Analysis of serum and urinary retinol binding protein in hepato-renal syndrome.

Retinol binding protein (RBP) was analyzed in the sera and urines of 5 patients with hepato-renal syndrome (HRS), 4 with acute tubular necrosis (ATN), 20 liver cirrhosis patients with normal kidney function (NKF), 14 chronic renal failure (CRF) patients, and 19 healthy adults. All renal failure patients had high mean urine RBP (URBP): HRS, 8 mg/L; ATN, 11 mg/L; CRF, 8 mg/L respectively; p less than 0.001 vs the rest. Those with ATN and CRF had high mean serum RPB (SRBP): 146 and 149 mg/L, respectively, p less than 0.001 compared to the other groups. In HRS, in spite of renal failure, SRBP was very low (mean = 12 mg/L). The cirrhotics with NKF averaged less than 50% of the SRBP values of the healthy controls (16 vs 41 mg/L RBP, p less than 0.001); their RBP excretion was normal (mean URBP of 0.1 vs 0.06 mg/L in the control group).

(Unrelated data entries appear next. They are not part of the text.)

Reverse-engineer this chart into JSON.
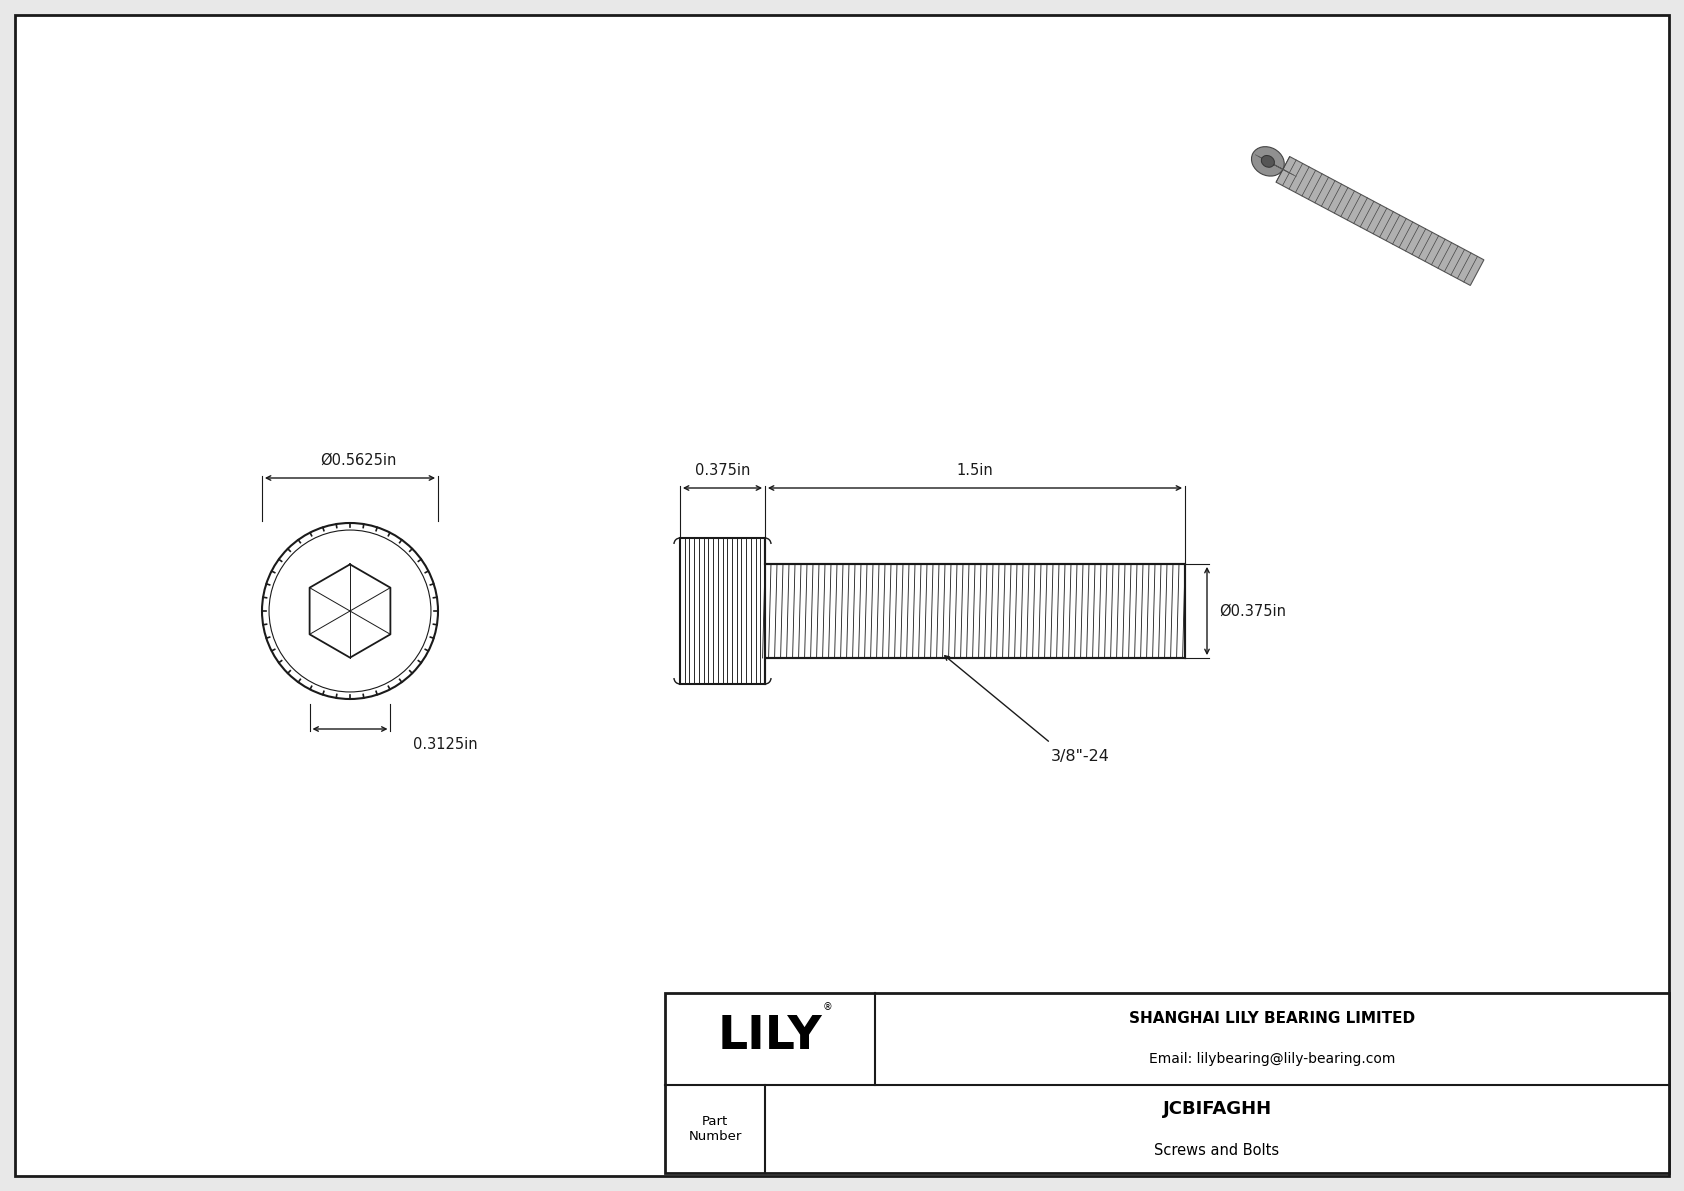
{
  "bg_color": "#e8e8e8",
  "drawing_bg": "#ffffff",
  "border_color": "#1a1a1a",
  "line_color": "#1a1a1a",
  "dim_color": "#1a1a1a",
  "title": "JCBIFAGHH",
  "subtitle": "Screws and Bolts",
  "company": "SHANGHAI LILY BEARING LIMITED",
  "email": "Email: lilybearing@lily-bearing.com",
  "part_label": "Part\nNumber",
  "lily_logo": "LILY",
  "dim_head_diameter": "Ø0.5625in",
  "dim_hex_width": "0.3125in",
  "dim_head_len": "0.375in",
  "dim_shaft_len": "1.5in",
  "dim_shaft_dia": "Ø0.375in",
  "dim_thread": "3/8\"-24",
  "font_size_dim": 10.5,
  "font_size_title": 13,
  "font_size_company": 10,
  "font_size_logo": 34
}
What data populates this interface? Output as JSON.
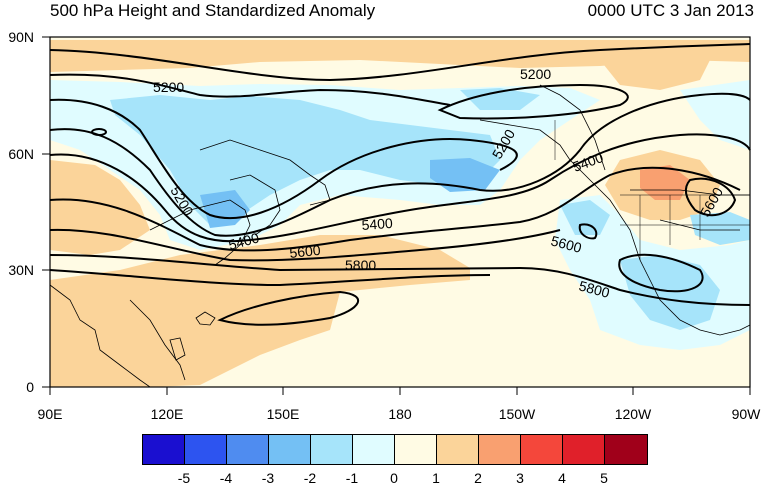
{
  "title": "500 hPa Height and Standardized Anomaly",
  "time_label": "0000 UTC 3 Jan 2013",
  "lat_labels": [
    "90N",
    "60N",
    "30N",
    "0"
  ],
  "lon_labels": [
    "90E",
    "120E",
    "150E",
    "180",
    "150W",
    "120W",
    "90W"
  ],
  "contour_labels": [
    "5200",
    "5200",
    "5200",
    "5200",
    "5400",
    "5400",
    "5400",
    "5600",
    "5600",
    "5600",
    "5800",
    "5800"
  ],
  "colorbar": {
    "colors": [
      "#1a0fd0",
      "#2d54f0",
      "#4f8cf0",
      "#74c0f4",
      "#a6e4fa",
      "#e0fcff",
      "#fffbe4",
      "#fbd49a",
      "#f9a070",
      "#f4473b",
      "#e0202a",
      "#a0001a"
    ],
    "labels": [
      "-5",
      "-4",
      "-3",
      "-2",
      "-1",
      "0",
      "1",
      "2",
      "3",
      "4",
      "5"
    ]
  }
}
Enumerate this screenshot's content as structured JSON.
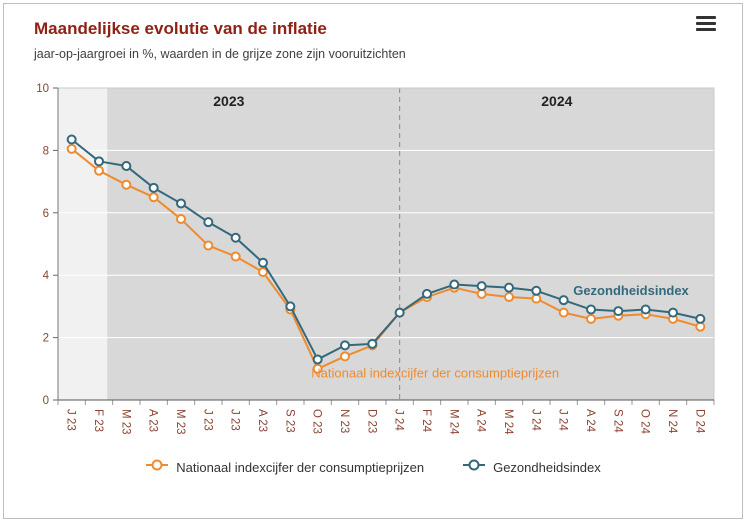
{
  "header": {
    "menu_icon": "hamburger-icon"
  },
  "colors": {
    "title": "#8e2216",
    "subtitle": "#3f3f3f",
    "axis_labels": "#8d4434",
    "grid": "#ffffff",
    "plot_bg": "#f1f1f1",
    "forecast_zone": "#d8d8d8",
    "divider": "#8a8a8a",
    "national_index": "#ef8b2f",
    "health_index": "#34697c"
  },
  "chart_data": {
    "type": "line",
    "title": "Maandelijkse evolutie van de inflatie",
    "subtitle": "jaar-op-jaargroei in %, waarden in de grijze zone zijn vooruitzichten",
    "categories": [
      "J 23",
      "F 23",
      "M 23",
      "A 23",
      "M 23",
      "J 23",
      "J 23",
      "A 23",
      "S 23",
      "O 23",
      "N 23",
      "D 23",
      "J 24",
      "F 24",
      "M 24",
      "A 24",
      "M 24",
      "J 24",
      "J 24",
      "A 24",
      "S 24",
      "O 24",
      "N 24",
      "D 24"
    ],
    "series": [
      {
        "name": "Nationaal indexcijfer der consumptieprijzen",
        "color": "#ef8b2f",
        "marker_fill": "#ffffff",
        "values": [
          8.05,
          7.35,
          6.9,
          6.5,
          5.8,
          4.95,
          4.6,
          4.1,
          2.9,
          1.0,
          1.4,
          1.75,
          2.8,
          3.3,
          3.6,
          3.4,
          3.3,
          3.25,
          2.8,
          2.6,
          2.7,
          2.75,
          2.6,
          2.35
        ]
      },
      {
        "name": "Gezondheidsindex",
        "color": "#34697c",
        "marker_fill": "#ffffff",
        "values": [
          8.35,
          7.65,
          7.5,
          6.8,
          6.3,
          5.7,
          5.2,
          4.4,
          3.0,
          1.3,
          1.75,
          1.8,
          2.8,
          3.4,
          3.7,
          3.65,
          3.6,
          3.5,
          3.2,
          2.9,
          2.85,
          2.9,
          2.8,
          2.6
        ]
      }
    ],
    "ylim": [
      0,
      10
    ],
    "yticks": [
      0,
      2,
      4,
      6,
      8,
      10
    ],
    "xlabel": "",
    "ylabel": "",
    "grid": true,
    "legend_position": "bottom",
    "year_labels": [
      "2023",
      "2024"
    ],
    "divider_category_index": 12,
    "forecast_zone": {
      "start_slot": 1.8,
      "meaning": "waarden in de grijze zone zijn vooruitzichten"
    },
    "annotations": [
      {
        "text": "Nationaal indexcijfer der consumptieprijzen",
        "color": "#ef8b2f",
        "x_index": 13.3,
        "y_value": 0.72,
        "anchor": "middle",
        "bold": false
      },
      {
        "text": "Gezondheidsindex",
        "color": "#34697c",
        "x_index": 18.35,
        "y_value": 3.37,
        "anchor": "start",
        "bold": true
      }
    ]
  }
}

RBP analyses before and during HRS in two patients showed a marked increase in urine RBP during HRS (35- and 600-fold respectively) with practically unchanged serum levels. Impaired hepatic production and/or release is proposed to explain the low serum RBP in HRS, and a renal tubular injury or dysfunction to account for its high excretion. The RBP urinary loss could further compromise an already abnormal RBP metabolism and its serum levels. This combination (of low serum and high urine RBP), in the context of renal failure occurring in alcoholic liver cirrhosis, could help in the recognition of HRS.